Nie myśl, a poczujesz się lepiej… Tak mniej więcej kazano nam funkcjonować w czasie tzw. pandemii covid-19, i podobnie każą teraz, w czasie trwania wojny Rosji z Ukrainą. Czarny charakter ma być tylko jeden – Rosja. „Innej agendy w polskiej polityce nie ma i nie będzie” – jak to się wyraził niedawno jeden z doradców prezydenta Dudy. Pytanie, czy jest w ogóle coś takiego, jak współczesna „polska polityka?

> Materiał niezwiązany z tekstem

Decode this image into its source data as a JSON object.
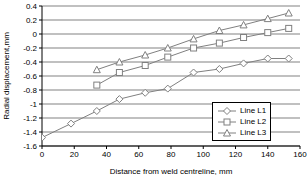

Myliłby się ten, kto sądzi, że obecna wojna to rezultat jedynie imperialnych zapędów Rosji. Sięgając do historii ostatniego 30-lecia i abstrahując od naszych polskich interesów, to USA złamały obietnicę nierozszerzania NATO na wschód. Rosja, w zamian za tę obietnicę zgodziła się m.in. na przyjęcie programu stopniowej likwidacji arsenału nuklearnego. Zapowiedź budowy na terenie Polski tzw. tarczy antyrakietowej to złamanie traktatu o ograniczeniu rozwoju systemów antybalistycznych (ABM) z 1972 roku. Po wycofaniu się wojsk rosyjskich z naszej części Europy, zastąpiły je wojska NATO, które nie kryły, że ich apetyt sięga znacznie dalej – na Ukrainę i do Gruzji. Wywoływane przez USA w różnych częściach świata tzw. kolorowe rewolucje, czyli załatwianie swoich spraw cudzymi rękoma, miały ten proces przyspieszyć. Te wszystkie akcje musiały – czy tego chcemy czy nie – sprowokować reakcję Rosji. Można by powiedzieć, że trwająca wojna to zwieńczenie procesów toczących się od lat. Pytanie czy to już koniec?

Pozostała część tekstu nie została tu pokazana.